Computationally, detecting if a point is inside a polygon is most commonly done using a specific formula called Ray Casting algorithm. Luckily, we do not need to create such a function ourselves for conducting the Point in Polygon (PIP) query. Instead, we can take advantage of Shapely’s binary predicates that can evaluate the topolocical relationships between geographical objects, such as the PIP as we’re interested here.
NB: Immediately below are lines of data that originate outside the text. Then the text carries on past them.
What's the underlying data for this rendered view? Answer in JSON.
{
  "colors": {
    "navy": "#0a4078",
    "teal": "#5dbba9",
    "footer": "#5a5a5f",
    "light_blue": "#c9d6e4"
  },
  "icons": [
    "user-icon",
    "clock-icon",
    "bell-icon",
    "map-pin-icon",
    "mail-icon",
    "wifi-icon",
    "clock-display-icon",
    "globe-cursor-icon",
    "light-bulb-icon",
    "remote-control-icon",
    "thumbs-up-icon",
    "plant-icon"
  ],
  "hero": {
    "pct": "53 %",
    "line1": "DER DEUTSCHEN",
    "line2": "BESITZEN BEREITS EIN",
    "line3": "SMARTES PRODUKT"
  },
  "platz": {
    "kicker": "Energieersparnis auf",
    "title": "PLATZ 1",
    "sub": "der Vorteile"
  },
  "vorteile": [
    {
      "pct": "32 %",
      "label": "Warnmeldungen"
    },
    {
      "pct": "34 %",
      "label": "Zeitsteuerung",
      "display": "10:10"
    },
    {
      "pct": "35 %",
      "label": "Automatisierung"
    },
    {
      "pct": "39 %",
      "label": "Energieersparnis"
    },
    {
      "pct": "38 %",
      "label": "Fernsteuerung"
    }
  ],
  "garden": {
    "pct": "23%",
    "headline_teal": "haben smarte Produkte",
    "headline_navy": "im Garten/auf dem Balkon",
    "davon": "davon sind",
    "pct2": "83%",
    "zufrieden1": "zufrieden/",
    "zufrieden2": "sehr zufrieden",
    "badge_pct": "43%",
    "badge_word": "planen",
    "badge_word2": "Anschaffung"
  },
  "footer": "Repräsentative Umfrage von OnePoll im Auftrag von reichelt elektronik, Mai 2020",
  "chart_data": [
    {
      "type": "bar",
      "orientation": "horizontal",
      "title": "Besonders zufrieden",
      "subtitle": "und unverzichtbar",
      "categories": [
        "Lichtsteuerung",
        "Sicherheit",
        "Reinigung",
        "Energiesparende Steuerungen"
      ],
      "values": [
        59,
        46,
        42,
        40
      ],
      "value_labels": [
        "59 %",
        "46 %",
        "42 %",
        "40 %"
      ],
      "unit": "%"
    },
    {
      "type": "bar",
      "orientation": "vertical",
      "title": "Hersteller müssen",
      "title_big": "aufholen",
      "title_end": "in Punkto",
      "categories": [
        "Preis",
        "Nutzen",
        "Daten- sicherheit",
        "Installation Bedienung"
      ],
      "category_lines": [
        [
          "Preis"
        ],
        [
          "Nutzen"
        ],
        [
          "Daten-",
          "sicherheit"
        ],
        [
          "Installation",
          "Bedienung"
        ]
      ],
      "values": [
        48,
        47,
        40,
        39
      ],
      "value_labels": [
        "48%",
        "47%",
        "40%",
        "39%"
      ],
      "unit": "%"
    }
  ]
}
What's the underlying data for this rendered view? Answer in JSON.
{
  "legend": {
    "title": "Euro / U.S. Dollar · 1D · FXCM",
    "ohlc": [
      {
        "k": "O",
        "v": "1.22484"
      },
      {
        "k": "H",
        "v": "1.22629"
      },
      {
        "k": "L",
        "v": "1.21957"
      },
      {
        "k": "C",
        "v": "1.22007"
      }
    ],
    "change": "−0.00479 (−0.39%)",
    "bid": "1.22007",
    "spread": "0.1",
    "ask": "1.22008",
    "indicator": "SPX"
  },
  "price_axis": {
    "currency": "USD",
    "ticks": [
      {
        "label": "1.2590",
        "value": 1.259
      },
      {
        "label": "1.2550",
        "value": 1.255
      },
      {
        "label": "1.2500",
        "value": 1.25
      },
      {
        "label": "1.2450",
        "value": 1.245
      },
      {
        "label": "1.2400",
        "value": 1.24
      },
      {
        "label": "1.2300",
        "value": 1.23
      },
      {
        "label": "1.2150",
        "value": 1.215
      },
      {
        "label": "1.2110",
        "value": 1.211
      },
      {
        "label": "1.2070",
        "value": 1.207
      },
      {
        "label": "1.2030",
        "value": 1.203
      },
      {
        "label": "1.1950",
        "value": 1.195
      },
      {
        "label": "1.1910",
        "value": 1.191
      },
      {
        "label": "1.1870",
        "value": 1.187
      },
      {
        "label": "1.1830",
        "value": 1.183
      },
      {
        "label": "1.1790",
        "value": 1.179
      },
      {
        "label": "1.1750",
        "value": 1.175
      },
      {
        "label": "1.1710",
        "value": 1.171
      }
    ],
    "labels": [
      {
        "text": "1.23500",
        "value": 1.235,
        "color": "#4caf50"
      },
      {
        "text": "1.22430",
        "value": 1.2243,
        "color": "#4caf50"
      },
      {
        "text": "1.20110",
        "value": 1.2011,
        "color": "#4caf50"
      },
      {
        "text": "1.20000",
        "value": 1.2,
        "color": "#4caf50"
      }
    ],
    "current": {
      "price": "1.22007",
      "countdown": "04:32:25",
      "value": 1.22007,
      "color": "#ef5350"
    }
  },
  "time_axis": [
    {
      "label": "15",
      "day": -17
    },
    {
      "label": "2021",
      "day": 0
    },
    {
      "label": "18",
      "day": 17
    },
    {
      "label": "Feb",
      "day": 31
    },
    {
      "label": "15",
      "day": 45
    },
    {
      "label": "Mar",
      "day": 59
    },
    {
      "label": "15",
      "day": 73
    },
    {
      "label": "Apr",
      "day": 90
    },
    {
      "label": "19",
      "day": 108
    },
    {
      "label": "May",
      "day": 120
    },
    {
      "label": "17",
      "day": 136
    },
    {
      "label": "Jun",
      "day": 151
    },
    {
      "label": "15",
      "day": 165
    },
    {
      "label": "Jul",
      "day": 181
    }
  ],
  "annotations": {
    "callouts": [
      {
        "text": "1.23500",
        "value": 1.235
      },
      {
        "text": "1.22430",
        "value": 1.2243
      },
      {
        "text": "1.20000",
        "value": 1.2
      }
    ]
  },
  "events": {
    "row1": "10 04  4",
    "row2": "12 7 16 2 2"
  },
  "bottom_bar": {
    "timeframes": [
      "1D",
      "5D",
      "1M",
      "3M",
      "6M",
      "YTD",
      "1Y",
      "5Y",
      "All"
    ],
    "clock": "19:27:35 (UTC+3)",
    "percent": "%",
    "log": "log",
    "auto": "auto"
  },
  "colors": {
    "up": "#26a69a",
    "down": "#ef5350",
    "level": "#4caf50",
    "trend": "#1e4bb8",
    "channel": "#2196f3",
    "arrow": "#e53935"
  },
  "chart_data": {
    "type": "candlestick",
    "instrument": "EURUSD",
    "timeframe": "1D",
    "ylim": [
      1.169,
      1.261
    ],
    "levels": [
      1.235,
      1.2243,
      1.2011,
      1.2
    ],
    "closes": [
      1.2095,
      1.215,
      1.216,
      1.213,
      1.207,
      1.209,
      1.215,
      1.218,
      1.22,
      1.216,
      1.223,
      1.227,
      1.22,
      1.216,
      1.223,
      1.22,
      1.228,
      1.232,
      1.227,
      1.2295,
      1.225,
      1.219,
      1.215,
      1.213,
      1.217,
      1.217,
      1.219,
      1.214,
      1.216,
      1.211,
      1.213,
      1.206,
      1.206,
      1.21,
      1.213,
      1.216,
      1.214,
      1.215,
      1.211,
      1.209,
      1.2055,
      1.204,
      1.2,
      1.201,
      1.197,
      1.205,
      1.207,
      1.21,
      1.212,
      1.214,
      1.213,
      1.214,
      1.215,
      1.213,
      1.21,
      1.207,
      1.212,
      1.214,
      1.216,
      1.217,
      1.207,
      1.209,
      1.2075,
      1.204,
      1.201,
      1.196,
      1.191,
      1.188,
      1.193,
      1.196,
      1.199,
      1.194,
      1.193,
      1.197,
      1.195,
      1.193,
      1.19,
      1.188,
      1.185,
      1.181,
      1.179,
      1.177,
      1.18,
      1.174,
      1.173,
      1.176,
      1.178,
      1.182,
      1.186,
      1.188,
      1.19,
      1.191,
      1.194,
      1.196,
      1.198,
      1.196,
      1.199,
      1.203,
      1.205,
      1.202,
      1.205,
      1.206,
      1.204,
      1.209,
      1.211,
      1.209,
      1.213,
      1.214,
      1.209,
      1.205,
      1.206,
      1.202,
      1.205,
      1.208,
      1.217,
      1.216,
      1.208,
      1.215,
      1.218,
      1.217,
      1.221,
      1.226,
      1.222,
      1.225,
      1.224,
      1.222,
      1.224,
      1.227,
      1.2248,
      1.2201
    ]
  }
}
There are basically two ways of conducting PIP in Shapely:

    - using a function called .within() that checks if a point is within a polygon
    - using a function called .contains() that checks if a polygon contains a point

Notice: even though we are talking here about Point in Polygon operation, it is also possible to check if a LineString or Polygon is inside another Polygon.

In [None]:
# Check which collision points are in INSIGHT neighborhood
pip_mask = geo_dfE.within(INSIGHT.loc[0, 'geometry'])
print(pip_mask)

In [None]:
# geo_dfE['neighborhood'] = " "

# # start = time.time()

# for i in range(len(geo_dfE)):
#     for j in range(len(neighb)):
#         if geo_dfE.loc[i, 'geometry'].within(neighb.loc[j, 'geometry']):
#             geo_dfE.loc[i, 'neighborhood'] = neighb.loc[j, 'FIELD_7']
#             break

# # elapsed = (time.time() - start)
# # from datetime import timedelta
# # str(timedelta(seconds=elapsed))

# geo_dfE.head

In [None]:
pip_data = geo_dfE.loc[pip_mask]

In [None]:
INSIGHT.reset_index(drop=True, inplace=True)
fig, ax = plt.subplots(figsize=(15,15))
neighb.plot(ax=ax, alpha=0.8, facecolor='gray')
INSIGHT.plot(ax=ax, facecolor='red')
pip_data.plot(ax=ax, color='blue', markersize=0.001)     # plot also the points on top of the map
plt.tight_layout()

In [None]:
# Create the geo dataframe of INSIGHT ('Church-Yonge Corridor (75)')
geo_dfE_I = pip_data
geo_dfE_I

In [None]:
# It will be used for the notebook 'Regression'
# geo_dfE_I.to_csv('geo_dfE_I.csv')